Cameroun et fida : une coopération agricole qui porte ses fruits
Cameroun et FIDA : une coopération agricole qui porte ses fruits
Le Cameroun et le Fonds international de développement agricole (FIDA) ont célébré, lors d’un atelier organisé à Yaoundé le 16 juillet 2026, les avancées concrètes du Programme d’options stratégiques pour le pays (COSOP) sur la période 2019-2026. Cet événement a également marqué le lancement des discussions pour la préparation du prochain COSOP, couvrant la période 2027-2032.
Ce programme, fruit d’un partenariat solide entre le gouvernement camerounais et le FIDA, vise à renforcer la productivité et la résilience des exploitations agricoles, en ciblant particulièrement les populations rurales défavorisées, les jeunes et les femmes. L’objectif ultime ? Améliorer durablement leurs conditions de vie et contribuer à la réalisation des ambitions nationales en matière de développement socio-économique.
Un bilan positif pour le COSOP 2019-2026
L’atelier de Yaoundé avait pour mission d’évaluer les résultats obtenus après sept ans de mise en œuvre du COSOP. Les bilans présentés révèlent des progrès significatifs dans plusieurs domaines clés, en parfaite adéquation avec les priorités nationales définies par la Stratégie nationale de développement 2020-2030 (SND30) et le Cadre de coopération des Nations unies pour le développement durable au Cameroun.

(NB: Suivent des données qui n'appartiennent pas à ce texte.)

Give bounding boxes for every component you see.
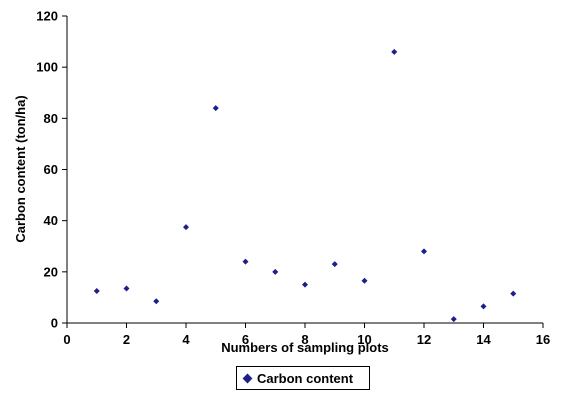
data-point xyxy=(480,303,487,310)
x-tick-label: 10 xyxy=(357,332,371,347)
x-tick-label: 4 xyxy=(182,332,190,347)
x-ticks: 0 2 4 6 8 10 12 14 16 xyxy=(63,323,550,347)
x-tick-label: 8 xyxy=(301,332,308,347)
x-axis-title: Numbers of sampling plots xyxy=(221,340,389,355)
x-tick-label: 0 xyxy=(63,332,70,347)
y-tick-label: 80 xyxy=(44,111,58,126)
x-tick-label: 6 xyxy=(242,332,249,347)
y-tick-label: 0 xyxy=(51,316,58,331)
x-tick-label: 12 xyxy=(417,332,431,347)
data-point xyxy=(242,258,249,265)
data-point xyxy=(183,224,189,231)
data-point xyxy=(93,288,100,295)
x-tick-label: 16 xyxy=(536,332,550,347)
data-point xyxy=(212,105,219,112)
data-point xyxy=(272,268,279,275)
legend: Carbon content xyxy=(236,366,370,390)
data-point xyxy=(391,48,398,55)
legend-label: Carbon content xyxy=(257,370,354,386)
data-point xyxy=(302,281,308,288)
data-point xyxy=(450,316,457,323)
data-point xyxy=(510,290,517,297)
legend-diamond-marker-icon xyxy=(242,373,253,383)
x-tick-label: 14 xyxy=(476,332,491,347)
y-axis-title: Carbon content (ton/ha) xyxy=(13,95,28,242)
x-tick-label: 2 xyxy=(123,332,130,347)
y-ticks: 0 20 40 60 80 100 120 xyxy=(36,9,67,331)
data-point xyxy=(331,261,338,268)
y-tick-label: 100 xyxy=(36,60,58,75)
data-point xyxy=(361,277,368,284)
y-tick-label: 120 xyxy=(36,9,58,24)
y-tick-label: 60 xyxy=(44,162,58,177)
data-points xyxy=(93,48,517,323)
y-tick-label: 40 xyxy=(44,213,58,228)
y-tick-label: 20 xyxy=(44,264,58,279)
data-point xyxy=(123,285,130,292)
data-point xyxy=(153,298,160,305)
data-point xyxy=(421,248,427,255)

Des réalisations marquantes dans les filières agricoles
Dans le cadre du volet dédié à l’augmentation durable de la productivité et de la production des petites exploitations agricoles et des entreprises rurales, le taux de réalisation atteint 98 %. Ce succès se traduit par la consolidation de 139 coopératives actives dans les filières du riz et de l’oignon, regroupant 10 505 producteurs, dont 39 % de femmes et 49 % de jeunes. Ces structures, opérationnelles et performantes, dépassent les objectifs initialement fixés pour 2024, avec au moins 50 % des présidences détenues par des femmes et des jeunes.
Tous les projets soutenus par le FIDA intègrent désormais un plan de gestion environnementale et sociale rigoureux. Concernant le Programme de promotion de l’entrepreneuriat agropastoral des jeunes (PEA-Jeunes), 99 % des bénéficiaires ont adopté les techniques enseignées, un score bien supérieur aux 50 % prévus initialement. Cependant, l’aménagement hydroagricole de 1 600 hectares pour la culture du riz et de l’oignon n’a été réalisé qu’à hauteur de 43 %, avec seulement 649 hectares aménagés.
Des rendements agricoles en progression constante
Les données recueillies dans le cadre du Programme d’appui au développement des filières agricoles (PADFA II) sont particulièrement encourageantes. Environ 60 % des bénéficiaires de cette deuxième phase déclarent avoir enregistré une hausse de 50 % de leurs rendements en riz de bas-fond, passant de 3,7 tonnes à l’hectare à 74 % de l’objectif final de 5 tonnes. Pour le riz pluvial, le rendement est passé à 2,5 tonnes à l’hectare, soit 63 % de l’objectif de 4 tonnes. Côté oignon, la production atteint 18 tonnes à l’hectare, représentant 86 % de la cible fixée à 21 tonnes.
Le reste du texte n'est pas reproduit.